The mining method uses water injected from the surface, into the target layer. They then pump it back out and harvest the ore that dissolves in the water. I dont see how it can be kept it out of the aquifer there.


----------



## Marcus (May 13, 2012)

goshengirl said:


> So is it a spotty problem? Some wells are good, some aren't? The reason I ask is because I've been checking online listings in TX hill country.


There's not any oil/gas wells in that area from what I remember. The hills are mostly limestone/granite and don't have the geologic formations necessary for gas or oil to be formed.

The bad side of it is that many water wells are very deep and the water has a high concentration of minerals.


----------



## hiwall (Jun 15, 2012)

If you can read at night without turning on the light then start to worry.


----------



## Jimmy24 (Apr 20, 2011)

My cousins have a place in central Texas (Robert Lee). Their water issues have been going on for 50+ years. The high mineral content is hell on the plumbing and drinking. Softening systems wear out after just a few years. And they only make the water useful for bathing and cleaning. They have always brought in their drinking water. They used an old cistern for many years, but it caved in and they just decided to bring in more water. Their wells (4) vary in depth from 60 ft to 900 ft and the water is the same. They have a trailer with a 500 gallon water tank on it. They fill it twice a month from a water company up around Sweetwater. 
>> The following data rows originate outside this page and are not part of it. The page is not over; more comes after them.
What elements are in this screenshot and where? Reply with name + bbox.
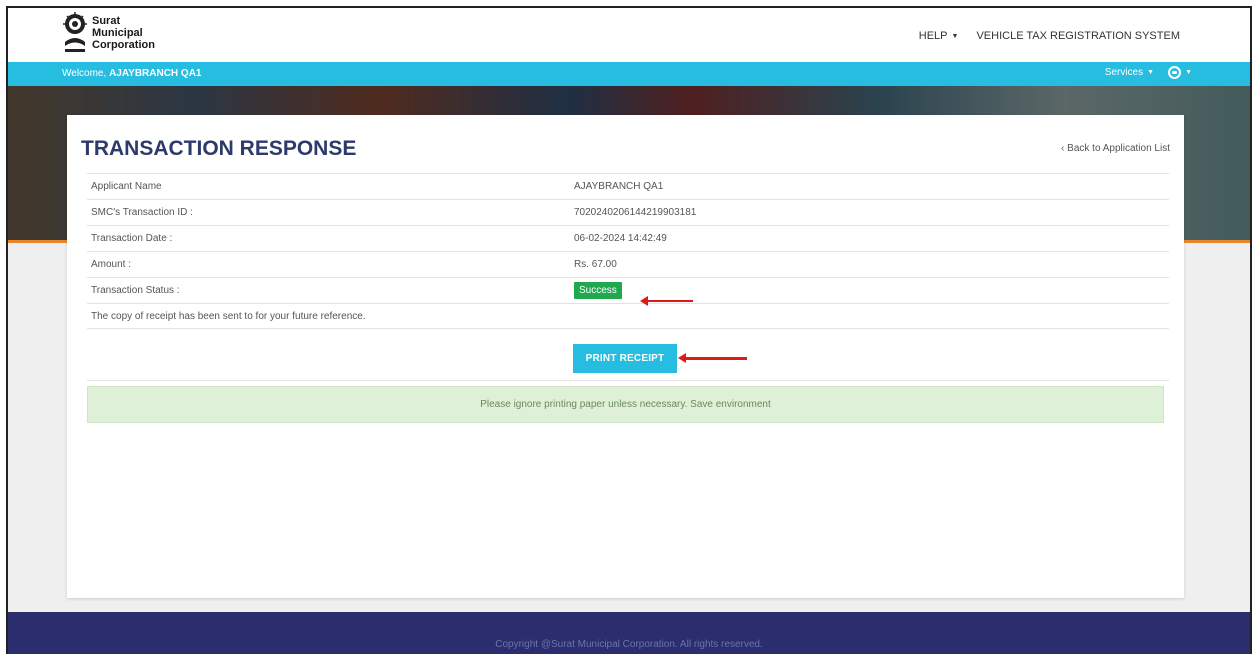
applicant-name-row: Applicant Name AJAYBRANCH QA1 (87, 173, 1169, 199)
row-value: 70202402061442199031​81 (574, 207, 697, 218)
top-nav: HELP ▼ VEHICLE TAX REGISTRATION SYSTEM (919, 30, 1180, 42)
divider (87, 380, 1169, 381)
help-label: HELP (918, 30, 948, 42)
row-value: Rs. 67.00 (574, 259, 617, 270)
environment-alert: Please ignore printing paper unless nece… (87, 386, 1164, 423)
services-label: Services (1104, 67, 1144, 78)
help-menu[interactable]: HELP ▼ (919, 30, 959, 42)
transaction-details: Applicant Name AJAYBRANCH QA1 SMC's Tran… (87, 173, 1169, 329)
row-value: Success (574, 282, 1169, 299)
logo-text: Surat Municipal Corporation (92, 15, 155, 51)
transaction-date-row: Transaction Date : 06-02-2024 14:42:49 (87, 225, 1169, 251)
footer: Copyright @Surat Municipal Corporation. … (8, 612, 1250, 654)
amount-row: Amount : Rs. 67.00 (87, 251, 1169, 277)
page-title: TRANSACTION RESPONSE (81, 137, 357, 160)
user-circle-icon (1168, 66, 1182, 79)
services-menu[interactable]: Services ▼ (1105, 67, 1154, 78)
system-title[interactable]: VEHICLE TAX REGISTRATION SYSTEM (976, 30, 1180, 42)
row-label: Transaction Status : (91, 285, 180, 296)
transaction-card: TRANSACTION RESPONSE ‹ Back to Applicati… (67, 115, 1184, 598)
chevron-down-icon: ▼ (1147, 68, 1155, 76)
subbar-right: Services ▼ ▼ (1105, 66, 1192, 79)
logo-line-1: Surat (92, 15, 121, 27)
user-name: AJAYBRANCH QA1 (109, 68, 202, 79)
row-label: Amount : (91, 259, 132, 270)
chevron-down-icon: ▼ (951, 32, 959, 40)
transaction-status-row: Transaction Status : Success (87, 277, 1169, 303)
top-header: Surat Municipal Corporation HELP ▼ VEHICL… (8, 8, 1250, 62)
status-badge: Success (574, 282, 622, 299)
smc-emblem-icon (62, 12, 88, 54)
welcome-prefix: Welcome, (62, 68, 107, 79)
user-menu[interactable]: ▼ (1168, 66, 1192, 79)
transaction-id-row: SMC's Transaction ID : 70202402061442199… (87, 199, 1169, 225)
smc-logo[interactable]: Surat Municipal Corporation (62, 12, 155, 54)
back-to-application-list-link[interactable]: ‹ Back to Application List (1061, 143, 1170, 154)
row-label: SMC's Transaction ID : (91, 207, 193, 218)
welcome-text: Welcome, AJAYBRANCH QA1 (62, 68, 202, 79)
annotation-arrow-status (640, 296, 693, 306)
chevron-down-icon: ▼ (1185, 69, 1192, 76)
copyright-text: Copyright @Surat Municipal Corporation. … (495, 639, 763, 650)
row-value: AJAYBRANCH QA1 (574, 181, 664, 192)
print-receipt-button[interactable]: PRINT RECEIPT (573, 344, 677, 373)
receipt-note: The copy of receipt has been sent to for… (87, 303, 1169, 329)
page-frame: Surat Municipal Corporation HELP ▼ VEHICL… (6, 6, 1252, 654)
annotation-arrow-print (678, 353, 747, 363)
logo-line-3: Corporation (92, 39, 155, 51)
row-label: Transaction Date : (91, 233, 173, 244)
row-value: 06-02-2024 14:42:49 (574, 233, 667, 244)
welcome-bar: Welcome, AJAYBRANCH QA1 Services ▼ ▼ (8, 62, 1250, 86)
row-label: Applicant Name (91, 181, 162, 192)
logo-line-2: Municipal (92, 27, 143, 39)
There is plenty of water at their place, it's just the quailty sucks.

Jimmy


----------



## partdeux (Aug 3, 2011)

Does RO work on bad and/or hard water?


----------



## Tweto (Nov 26, 2011)

Glad I don't live in Texas!!!!


----------



## kejmack (May 17, 2011)

That's fine. I'm glad I don't live in Nebraska.


----------



## Fn/Form (Nov 6, 2008)

goshengirl said:


> So is it a spotty problem? Some wells are good, some aren't? The reason I ask is because I've been checking online listings in TX hill country.


Good times vacation home or permanent relocation?

Well depths in the "Hill Country" proper are deep... or they have the water delivered. Neither of which are good for independent living.

And... the area is one of the allergy capitals of the country.

But everything else is great! ;-)


----------



## kejmack (May 17, 2011)

My well here is just about the same depth as my well in Virginia...about 150 feet.


----------



## dirtgrrl (Jun 5, 2011)

partdeux said:


> Does RO work on bad and/or hard water?


Yes it does, but very bad water may need prefiltering or to be treated twice. A coarse membrane to get larger solids, then a finer one to get the rest. The fine membranes are expensive and prefiltering makes them last a lot longer.

Certain wells in my BOL area have a big problem with naturally-occurring arsenic. It can be filtered out, but it's not sustainable. Also grass plants (or any monocot like corn) will substitute arsenic for silica in their tissues if this unfiltered water is used for irrigation. Grazing animals ingest it and it can then be transferred to humans.

Water quality was a huge consideration in my search for a BOL. I turned down several great deals because I didn't want to deal with undrinkable well water in a SHTF situation where the technology wouldn't be available to filter it.


----------